The nurse assesses that the client with hepatitis is experiencing fatigue, weakness, and a general feeling of malaise. The client tires rapidly during morning care. Based on this information, which of the following would be an appropriate nursing diagnosis?
- A. Impaired physical mobility related to malaise.
- B. Self-care deficit related to fatigue.
- C. Ineffective coping related to long-term illness.
- D. Activity intolerance related to fatigue.
Correct Answer: D
Rationale: Activity intolerance related to fatigue (D) accurately reflects the client's rapid tiring due to hepatitis.

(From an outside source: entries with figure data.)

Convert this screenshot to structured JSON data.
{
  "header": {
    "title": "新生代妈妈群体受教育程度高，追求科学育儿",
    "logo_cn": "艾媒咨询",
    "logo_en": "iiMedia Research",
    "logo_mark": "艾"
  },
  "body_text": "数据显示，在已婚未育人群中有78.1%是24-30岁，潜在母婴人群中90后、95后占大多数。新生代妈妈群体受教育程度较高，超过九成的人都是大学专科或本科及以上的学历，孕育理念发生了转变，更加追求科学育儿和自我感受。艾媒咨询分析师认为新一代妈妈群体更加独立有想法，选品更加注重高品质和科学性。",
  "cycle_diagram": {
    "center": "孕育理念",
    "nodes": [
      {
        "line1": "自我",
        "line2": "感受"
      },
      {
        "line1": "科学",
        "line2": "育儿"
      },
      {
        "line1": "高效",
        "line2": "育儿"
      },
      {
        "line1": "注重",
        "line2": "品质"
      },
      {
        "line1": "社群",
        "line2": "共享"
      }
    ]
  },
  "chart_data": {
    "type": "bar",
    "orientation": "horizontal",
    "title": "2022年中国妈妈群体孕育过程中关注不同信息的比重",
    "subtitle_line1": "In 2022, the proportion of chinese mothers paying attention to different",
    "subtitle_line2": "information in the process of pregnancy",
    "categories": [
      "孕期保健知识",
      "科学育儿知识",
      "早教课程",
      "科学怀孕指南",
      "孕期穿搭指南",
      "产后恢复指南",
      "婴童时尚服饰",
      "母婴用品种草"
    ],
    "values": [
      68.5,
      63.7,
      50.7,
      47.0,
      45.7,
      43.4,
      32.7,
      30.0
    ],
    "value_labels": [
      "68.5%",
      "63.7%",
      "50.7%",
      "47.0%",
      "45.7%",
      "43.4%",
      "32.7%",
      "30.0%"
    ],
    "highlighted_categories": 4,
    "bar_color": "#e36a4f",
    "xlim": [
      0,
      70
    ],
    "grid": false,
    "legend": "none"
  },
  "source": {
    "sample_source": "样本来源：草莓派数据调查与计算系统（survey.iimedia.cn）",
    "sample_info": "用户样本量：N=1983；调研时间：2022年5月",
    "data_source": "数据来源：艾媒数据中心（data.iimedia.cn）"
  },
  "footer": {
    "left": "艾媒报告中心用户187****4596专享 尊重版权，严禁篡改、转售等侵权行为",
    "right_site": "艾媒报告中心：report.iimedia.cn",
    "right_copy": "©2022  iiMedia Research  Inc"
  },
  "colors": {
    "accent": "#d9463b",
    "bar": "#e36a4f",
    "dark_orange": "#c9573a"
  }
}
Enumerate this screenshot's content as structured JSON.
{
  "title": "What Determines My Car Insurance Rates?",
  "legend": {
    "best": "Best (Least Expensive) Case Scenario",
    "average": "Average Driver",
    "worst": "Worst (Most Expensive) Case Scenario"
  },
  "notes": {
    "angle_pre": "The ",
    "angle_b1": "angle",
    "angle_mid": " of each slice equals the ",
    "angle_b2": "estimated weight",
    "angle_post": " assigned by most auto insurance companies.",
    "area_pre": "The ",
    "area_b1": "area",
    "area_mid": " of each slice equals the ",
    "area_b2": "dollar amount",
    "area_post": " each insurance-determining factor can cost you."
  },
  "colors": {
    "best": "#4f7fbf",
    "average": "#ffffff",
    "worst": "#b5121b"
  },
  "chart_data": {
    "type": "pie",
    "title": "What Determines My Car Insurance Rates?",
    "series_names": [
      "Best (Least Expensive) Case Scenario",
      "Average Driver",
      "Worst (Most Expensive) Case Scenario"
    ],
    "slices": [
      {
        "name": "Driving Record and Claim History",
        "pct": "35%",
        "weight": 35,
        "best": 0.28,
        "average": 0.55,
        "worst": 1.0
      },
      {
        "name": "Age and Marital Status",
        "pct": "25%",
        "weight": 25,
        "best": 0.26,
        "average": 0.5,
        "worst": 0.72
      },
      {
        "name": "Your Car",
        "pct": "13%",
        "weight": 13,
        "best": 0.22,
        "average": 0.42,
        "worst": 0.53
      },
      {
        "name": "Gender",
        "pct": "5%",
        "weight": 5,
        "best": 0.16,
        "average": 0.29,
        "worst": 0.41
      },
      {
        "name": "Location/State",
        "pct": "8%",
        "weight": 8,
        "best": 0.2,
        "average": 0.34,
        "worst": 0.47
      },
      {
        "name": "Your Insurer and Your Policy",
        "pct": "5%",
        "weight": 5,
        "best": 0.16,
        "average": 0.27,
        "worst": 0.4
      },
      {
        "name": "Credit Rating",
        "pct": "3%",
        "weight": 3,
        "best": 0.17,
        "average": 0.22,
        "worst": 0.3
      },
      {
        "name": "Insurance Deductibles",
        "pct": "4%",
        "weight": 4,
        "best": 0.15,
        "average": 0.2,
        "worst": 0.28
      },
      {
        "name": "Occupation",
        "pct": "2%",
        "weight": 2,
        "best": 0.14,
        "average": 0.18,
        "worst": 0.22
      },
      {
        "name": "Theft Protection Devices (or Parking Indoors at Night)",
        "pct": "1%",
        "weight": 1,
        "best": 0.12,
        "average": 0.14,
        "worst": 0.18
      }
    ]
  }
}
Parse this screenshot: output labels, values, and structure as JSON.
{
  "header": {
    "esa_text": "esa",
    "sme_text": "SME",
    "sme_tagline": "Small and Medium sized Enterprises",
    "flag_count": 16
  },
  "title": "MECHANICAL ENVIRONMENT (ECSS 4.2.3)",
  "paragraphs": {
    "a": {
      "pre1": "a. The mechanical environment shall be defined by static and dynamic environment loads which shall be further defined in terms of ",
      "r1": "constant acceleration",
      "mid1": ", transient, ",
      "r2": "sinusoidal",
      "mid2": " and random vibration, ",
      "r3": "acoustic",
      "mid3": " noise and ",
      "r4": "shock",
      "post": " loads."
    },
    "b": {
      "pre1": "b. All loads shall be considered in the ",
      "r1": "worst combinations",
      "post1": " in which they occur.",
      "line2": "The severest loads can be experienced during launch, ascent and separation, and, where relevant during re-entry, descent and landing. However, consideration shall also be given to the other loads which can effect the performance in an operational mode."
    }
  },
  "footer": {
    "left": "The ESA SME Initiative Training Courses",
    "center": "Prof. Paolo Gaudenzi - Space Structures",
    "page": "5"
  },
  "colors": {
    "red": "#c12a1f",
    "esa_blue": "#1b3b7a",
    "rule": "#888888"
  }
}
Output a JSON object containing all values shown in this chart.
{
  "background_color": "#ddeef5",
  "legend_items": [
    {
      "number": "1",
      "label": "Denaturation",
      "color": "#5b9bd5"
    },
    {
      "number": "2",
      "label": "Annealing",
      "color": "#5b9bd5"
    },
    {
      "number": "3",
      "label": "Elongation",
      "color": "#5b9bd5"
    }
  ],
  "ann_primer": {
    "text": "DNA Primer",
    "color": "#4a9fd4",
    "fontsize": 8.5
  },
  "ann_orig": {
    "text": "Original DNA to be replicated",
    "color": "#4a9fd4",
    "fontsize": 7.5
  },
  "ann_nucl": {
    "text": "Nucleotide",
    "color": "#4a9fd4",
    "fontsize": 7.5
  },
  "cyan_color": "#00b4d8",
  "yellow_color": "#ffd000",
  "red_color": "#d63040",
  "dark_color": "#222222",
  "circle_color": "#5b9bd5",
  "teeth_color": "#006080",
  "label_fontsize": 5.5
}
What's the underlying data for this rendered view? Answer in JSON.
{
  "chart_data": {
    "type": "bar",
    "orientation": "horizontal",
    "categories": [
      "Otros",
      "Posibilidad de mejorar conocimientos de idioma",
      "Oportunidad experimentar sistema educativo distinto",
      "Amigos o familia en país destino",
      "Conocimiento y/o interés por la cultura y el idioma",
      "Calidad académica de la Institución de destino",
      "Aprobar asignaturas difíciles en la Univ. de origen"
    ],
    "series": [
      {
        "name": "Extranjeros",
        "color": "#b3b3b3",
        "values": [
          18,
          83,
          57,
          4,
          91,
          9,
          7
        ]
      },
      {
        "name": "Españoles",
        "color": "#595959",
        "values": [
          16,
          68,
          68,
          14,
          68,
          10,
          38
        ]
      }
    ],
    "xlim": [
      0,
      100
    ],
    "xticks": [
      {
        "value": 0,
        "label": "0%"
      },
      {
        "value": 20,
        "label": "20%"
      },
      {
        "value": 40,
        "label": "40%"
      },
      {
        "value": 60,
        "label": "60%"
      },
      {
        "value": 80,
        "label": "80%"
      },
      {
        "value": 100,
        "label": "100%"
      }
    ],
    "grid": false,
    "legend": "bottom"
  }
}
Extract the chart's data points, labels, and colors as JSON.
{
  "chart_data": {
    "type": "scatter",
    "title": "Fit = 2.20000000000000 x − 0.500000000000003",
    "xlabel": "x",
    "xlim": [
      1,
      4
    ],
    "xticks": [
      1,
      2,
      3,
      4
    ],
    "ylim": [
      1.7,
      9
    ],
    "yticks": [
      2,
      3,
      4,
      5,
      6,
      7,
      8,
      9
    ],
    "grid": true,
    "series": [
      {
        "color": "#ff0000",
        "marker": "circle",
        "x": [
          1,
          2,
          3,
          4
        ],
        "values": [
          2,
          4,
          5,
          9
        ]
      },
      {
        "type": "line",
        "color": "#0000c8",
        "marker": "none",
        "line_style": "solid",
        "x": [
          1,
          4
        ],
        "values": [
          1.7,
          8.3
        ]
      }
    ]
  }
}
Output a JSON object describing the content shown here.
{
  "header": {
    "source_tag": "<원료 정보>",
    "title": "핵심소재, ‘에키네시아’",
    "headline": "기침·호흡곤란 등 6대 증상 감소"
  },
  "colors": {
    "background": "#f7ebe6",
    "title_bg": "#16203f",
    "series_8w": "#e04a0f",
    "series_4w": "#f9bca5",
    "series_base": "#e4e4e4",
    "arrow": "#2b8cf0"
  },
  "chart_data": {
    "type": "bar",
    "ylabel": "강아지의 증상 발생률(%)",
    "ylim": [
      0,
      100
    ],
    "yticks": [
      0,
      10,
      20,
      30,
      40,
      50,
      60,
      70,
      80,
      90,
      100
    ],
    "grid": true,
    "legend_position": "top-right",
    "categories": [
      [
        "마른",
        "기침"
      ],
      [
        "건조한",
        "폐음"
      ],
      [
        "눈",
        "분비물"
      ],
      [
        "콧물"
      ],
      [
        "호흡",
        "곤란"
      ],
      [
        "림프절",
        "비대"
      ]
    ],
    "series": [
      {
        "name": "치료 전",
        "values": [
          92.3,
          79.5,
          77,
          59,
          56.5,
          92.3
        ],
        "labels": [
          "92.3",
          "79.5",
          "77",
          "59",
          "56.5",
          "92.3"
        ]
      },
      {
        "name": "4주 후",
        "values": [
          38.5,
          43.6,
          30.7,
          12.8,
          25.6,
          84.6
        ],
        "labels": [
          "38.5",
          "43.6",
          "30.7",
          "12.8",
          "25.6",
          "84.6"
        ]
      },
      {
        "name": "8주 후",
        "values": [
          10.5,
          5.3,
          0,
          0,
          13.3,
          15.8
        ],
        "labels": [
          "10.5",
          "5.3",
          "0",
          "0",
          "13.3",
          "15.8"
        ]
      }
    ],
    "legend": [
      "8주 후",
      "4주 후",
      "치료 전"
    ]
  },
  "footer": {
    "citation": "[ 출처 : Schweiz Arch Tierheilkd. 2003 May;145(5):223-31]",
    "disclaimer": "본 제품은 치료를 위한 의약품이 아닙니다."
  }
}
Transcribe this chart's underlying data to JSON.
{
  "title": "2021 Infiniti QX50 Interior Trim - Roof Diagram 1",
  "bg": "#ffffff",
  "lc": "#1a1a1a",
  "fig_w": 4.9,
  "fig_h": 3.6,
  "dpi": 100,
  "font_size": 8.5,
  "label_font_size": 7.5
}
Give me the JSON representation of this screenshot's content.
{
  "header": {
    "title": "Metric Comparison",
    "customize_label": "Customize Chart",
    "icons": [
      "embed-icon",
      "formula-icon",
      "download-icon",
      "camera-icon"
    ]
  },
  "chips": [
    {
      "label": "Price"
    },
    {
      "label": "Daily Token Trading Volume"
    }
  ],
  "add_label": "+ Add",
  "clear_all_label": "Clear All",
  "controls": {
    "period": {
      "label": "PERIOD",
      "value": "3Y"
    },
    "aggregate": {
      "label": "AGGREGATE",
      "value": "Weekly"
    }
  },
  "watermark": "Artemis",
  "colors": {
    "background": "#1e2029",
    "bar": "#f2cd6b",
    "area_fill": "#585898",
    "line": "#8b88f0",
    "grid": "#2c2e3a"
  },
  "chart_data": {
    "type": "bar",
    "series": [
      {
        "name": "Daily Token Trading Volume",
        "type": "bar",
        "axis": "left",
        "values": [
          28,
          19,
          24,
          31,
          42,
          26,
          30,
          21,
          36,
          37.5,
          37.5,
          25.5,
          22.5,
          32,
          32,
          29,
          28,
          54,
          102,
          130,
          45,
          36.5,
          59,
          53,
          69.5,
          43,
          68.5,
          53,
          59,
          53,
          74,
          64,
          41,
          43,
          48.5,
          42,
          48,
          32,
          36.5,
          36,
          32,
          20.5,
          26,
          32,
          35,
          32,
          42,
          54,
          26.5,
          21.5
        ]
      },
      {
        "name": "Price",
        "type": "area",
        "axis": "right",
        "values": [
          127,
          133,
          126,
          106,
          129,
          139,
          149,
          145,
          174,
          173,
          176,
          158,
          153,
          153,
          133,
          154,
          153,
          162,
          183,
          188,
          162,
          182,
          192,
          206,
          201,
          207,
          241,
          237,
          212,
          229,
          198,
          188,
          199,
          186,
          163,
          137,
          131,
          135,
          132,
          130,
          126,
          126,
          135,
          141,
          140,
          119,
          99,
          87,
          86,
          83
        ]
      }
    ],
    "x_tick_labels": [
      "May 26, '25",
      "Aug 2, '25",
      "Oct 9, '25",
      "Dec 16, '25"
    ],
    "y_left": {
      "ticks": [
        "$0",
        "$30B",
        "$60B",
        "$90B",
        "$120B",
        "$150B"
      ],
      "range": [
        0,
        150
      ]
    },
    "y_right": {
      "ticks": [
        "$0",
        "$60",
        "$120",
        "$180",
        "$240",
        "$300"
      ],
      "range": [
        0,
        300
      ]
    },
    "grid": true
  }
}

Impaired mobility (A), self-care deficit (B), and ineffective coping (C) are less directly supported by the symptoms described.
After an inguinal herniorrhaphy, the nurse should assess the client carefully for which of the following likely complications?
- A. Pneumonia.
- B. Deep vein thrombosis.
- C. Paralytic ileus.
- D. Urine retention.
Correct Answer: D
Rationale: Urine retention is a likely complication after inguinal herniorrhaphy due to anesthesia, pain, or surgical manipulation near the bladder. Pneumonia, deep vein thrombosis, and paralytic ileus are less specific to this surgery. CN: Physiological adaptation; CL: Analyze
If the client who was admitted for myocardial infarction (MI) develops cardiogenic shock, which characteristic sign should the nurse expect to observe?
- A. Oliguria.
- B. Bradycardia.
- C. Elevated blood pressure.
- D. Fever.
Correct Answer: A
Rationale: Cardiogenic shock causes decreased cardiac output, leading to reduced renal perfusion and oliguria (low urine output). Bradycardia, elevated BP, and fever are not typical signs.
The nurse finds an unlicensed assistive personnel massaging the reddened bony prominences of a client on bed rest. The nurse should:
- A. Reinforce the aide's use of this intervention over the bony prominences.
- B. Explain that massage is effective because it improves blood flow to the area.
- C. Inform the aide that massage is even more effective when combined with lotion during the massage.
- D. Instruct the aide that massage is contraindicated because it decreases blood flow to the area.
Correct Answer: D
Rationale: Massaging reddened bony prominences is contraindicated, as it can damage fragile tissue and reduce blood flow, worsening the risk of pressure ulcers.